Analysis: Sputum cell counts (eosinophils, neutrophils) and levels of MPO, MMP-9, TIMP-1 and the ratio MMP-9/TIMP-1 will be compared between 15 exposed individuals with symptoms compatible with probable work-related asthma versus 15 asymptomatic exposed controls using nonparametric tests. Correlations between MMP-9 and MPO levels will be also performed using the Pearson correlation test after logarithmic transformation of data.
Anticipated results: If our data indicate that levels of MMP-9 and the ratio MMP-9/TIMP-1 are increased in symptomatic vs asymptomatic workers exposed to HDI, it would be very interesting to follow these individuals to see if early signs of remodelling increase the risk of HDI-induced OA.
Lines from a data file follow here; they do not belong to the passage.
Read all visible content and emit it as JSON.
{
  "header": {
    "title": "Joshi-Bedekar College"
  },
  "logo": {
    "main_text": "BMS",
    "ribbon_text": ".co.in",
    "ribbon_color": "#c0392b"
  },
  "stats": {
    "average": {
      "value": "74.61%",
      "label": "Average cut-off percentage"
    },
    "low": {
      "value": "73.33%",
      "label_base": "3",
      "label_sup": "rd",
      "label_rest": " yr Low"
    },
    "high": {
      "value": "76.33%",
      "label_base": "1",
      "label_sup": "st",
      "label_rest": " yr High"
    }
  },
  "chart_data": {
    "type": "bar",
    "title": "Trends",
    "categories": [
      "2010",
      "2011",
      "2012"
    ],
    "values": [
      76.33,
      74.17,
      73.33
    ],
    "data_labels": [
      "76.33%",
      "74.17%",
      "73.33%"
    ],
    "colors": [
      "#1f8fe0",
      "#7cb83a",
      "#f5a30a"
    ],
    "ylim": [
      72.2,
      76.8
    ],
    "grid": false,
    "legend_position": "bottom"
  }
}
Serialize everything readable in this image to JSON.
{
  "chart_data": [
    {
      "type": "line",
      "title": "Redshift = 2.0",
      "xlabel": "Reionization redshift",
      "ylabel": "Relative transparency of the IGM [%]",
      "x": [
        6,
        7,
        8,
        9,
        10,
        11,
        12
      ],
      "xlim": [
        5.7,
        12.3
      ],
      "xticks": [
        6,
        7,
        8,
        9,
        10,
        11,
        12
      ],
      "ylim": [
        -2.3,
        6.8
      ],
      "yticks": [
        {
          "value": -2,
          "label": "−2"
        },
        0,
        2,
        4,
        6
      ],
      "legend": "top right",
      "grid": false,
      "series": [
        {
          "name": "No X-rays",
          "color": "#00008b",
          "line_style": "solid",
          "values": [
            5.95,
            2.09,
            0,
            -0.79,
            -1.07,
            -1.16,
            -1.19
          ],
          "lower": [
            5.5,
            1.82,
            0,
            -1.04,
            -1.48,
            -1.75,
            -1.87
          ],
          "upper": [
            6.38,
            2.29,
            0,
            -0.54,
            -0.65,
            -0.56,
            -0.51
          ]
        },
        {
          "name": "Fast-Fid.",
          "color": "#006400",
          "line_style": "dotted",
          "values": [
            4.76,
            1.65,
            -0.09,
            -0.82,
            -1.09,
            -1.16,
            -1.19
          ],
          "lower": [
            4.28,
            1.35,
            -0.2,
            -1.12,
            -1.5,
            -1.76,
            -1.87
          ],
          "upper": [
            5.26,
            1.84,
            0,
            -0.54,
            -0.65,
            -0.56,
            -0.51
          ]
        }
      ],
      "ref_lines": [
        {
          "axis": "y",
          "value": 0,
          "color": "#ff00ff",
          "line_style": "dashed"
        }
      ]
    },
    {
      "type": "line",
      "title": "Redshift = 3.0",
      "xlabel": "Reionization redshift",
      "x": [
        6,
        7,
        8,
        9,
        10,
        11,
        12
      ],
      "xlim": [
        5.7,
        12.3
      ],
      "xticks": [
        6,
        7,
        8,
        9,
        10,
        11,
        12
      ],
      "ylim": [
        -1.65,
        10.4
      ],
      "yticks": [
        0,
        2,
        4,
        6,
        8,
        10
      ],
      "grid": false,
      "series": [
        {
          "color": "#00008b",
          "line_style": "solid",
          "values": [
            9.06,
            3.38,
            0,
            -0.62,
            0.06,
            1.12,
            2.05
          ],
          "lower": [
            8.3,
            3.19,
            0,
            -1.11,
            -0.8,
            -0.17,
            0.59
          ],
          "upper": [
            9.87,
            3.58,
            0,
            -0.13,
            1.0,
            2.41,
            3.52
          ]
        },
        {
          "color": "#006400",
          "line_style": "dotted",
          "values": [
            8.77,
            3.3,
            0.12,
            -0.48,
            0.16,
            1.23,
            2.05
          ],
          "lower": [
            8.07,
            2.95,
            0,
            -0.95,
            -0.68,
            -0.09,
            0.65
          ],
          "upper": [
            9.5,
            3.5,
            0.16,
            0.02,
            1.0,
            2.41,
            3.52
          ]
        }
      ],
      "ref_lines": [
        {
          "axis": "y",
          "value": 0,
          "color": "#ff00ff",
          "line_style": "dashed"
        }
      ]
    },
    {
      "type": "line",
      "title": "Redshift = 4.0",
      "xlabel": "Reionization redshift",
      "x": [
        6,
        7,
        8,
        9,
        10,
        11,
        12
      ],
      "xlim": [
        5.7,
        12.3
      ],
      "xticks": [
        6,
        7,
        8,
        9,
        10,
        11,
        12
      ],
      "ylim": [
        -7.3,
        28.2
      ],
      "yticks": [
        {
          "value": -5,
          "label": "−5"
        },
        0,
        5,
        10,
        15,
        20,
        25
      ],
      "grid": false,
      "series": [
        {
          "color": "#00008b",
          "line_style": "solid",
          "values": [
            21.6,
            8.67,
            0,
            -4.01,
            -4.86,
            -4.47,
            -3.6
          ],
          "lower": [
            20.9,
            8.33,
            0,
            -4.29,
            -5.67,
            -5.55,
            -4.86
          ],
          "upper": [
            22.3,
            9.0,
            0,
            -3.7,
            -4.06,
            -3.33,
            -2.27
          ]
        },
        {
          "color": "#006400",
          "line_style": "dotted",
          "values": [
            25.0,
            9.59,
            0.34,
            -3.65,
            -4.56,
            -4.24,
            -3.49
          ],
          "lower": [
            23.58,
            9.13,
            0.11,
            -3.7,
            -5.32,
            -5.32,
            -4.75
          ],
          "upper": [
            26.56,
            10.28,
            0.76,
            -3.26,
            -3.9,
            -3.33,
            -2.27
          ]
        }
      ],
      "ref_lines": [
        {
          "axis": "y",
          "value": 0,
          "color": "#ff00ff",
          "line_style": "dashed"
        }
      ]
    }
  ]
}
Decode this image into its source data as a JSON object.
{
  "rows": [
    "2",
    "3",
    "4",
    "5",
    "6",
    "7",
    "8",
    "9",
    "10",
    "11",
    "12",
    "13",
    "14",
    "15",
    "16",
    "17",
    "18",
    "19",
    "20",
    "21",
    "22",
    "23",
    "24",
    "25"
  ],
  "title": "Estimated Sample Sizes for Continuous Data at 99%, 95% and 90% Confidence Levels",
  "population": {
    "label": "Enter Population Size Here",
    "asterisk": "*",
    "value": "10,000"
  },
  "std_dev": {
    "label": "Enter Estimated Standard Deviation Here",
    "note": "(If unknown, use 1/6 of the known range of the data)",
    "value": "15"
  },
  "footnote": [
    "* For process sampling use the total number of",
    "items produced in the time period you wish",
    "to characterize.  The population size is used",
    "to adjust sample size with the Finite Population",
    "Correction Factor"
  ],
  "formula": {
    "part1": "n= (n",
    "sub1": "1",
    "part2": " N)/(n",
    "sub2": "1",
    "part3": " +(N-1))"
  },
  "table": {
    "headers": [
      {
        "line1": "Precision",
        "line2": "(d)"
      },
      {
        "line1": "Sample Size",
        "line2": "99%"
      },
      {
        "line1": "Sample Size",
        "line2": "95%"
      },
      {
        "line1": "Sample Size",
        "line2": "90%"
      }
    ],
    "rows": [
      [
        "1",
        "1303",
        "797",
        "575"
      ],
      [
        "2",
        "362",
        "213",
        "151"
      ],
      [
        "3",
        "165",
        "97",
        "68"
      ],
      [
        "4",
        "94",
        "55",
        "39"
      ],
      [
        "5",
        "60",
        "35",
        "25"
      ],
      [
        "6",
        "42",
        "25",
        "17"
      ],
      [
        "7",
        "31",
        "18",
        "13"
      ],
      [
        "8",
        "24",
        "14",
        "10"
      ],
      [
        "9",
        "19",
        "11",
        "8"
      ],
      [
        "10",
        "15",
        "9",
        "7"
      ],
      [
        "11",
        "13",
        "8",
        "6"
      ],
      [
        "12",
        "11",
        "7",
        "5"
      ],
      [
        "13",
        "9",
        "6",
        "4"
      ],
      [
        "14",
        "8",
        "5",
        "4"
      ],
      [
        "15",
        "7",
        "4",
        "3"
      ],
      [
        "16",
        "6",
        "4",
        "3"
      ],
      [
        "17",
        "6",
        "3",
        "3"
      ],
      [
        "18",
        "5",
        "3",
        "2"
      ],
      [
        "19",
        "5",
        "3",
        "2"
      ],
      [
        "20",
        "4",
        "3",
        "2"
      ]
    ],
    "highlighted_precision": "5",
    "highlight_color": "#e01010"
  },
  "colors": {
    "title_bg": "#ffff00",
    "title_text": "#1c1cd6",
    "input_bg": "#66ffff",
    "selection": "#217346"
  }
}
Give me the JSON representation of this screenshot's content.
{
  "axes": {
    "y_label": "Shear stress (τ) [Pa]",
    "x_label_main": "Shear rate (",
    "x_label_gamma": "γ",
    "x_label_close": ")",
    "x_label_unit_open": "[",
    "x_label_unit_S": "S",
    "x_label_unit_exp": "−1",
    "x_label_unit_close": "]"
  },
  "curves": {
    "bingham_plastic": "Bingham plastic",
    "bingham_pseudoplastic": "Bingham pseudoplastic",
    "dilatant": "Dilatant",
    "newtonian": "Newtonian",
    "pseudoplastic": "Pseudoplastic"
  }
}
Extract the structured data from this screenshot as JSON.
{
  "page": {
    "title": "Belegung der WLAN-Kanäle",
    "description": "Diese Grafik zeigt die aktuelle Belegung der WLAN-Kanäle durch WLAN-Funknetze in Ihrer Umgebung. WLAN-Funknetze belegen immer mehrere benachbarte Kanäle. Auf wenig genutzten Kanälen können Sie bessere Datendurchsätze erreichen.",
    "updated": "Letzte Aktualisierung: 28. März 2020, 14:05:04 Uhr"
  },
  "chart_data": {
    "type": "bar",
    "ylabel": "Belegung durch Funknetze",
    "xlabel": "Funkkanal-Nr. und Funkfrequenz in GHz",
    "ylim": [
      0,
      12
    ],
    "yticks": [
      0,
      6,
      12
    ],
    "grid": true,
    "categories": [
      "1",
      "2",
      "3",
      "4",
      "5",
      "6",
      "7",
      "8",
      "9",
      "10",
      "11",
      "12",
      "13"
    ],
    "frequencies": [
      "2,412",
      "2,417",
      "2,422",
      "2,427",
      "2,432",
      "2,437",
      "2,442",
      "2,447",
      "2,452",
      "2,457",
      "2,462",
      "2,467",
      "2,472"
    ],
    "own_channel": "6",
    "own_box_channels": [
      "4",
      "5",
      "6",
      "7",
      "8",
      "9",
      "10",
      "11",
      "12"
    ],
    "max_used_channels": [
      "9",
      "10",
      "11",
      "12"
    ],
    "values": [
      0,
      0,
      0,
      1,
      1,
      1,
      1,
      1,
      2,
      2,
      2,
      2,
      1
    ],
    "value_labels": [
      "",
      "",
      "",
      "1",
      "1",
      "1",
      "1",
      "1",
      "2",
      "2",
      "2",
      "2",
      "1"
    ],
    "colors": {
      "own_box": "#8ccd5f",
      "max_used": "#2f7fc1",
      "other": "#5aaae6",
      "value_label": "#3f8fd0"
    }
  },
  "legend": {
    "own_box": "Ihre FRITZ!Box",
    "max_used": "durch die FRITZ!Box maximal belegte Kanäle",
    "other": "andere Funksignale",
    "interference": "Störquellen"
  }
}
Budget: $20,000 is requested for part-time research assistants and for laboratory material needed for analysis of inflammatory mediators and markers of remodelling (purified MMP-9 and complexes, zymography and ELISA kits).
References:
1. Atkinson JJ et al. Am J Respir Cell Mol Biol 2003;28(1):12-24 2. Park HS et al. Clin Exp Allergy 2003;33(1):113-118. 3. Lee KS etal. Clin Exp Allergy 2004;34(2):276-284. 4. Pizzichini E et al. Am J Respir Crit Care Med 1996;154(2 Pt 1):308-317. 5. Maghni K et al. Am J Respir Crit Care Med 2004;169(3):367-372.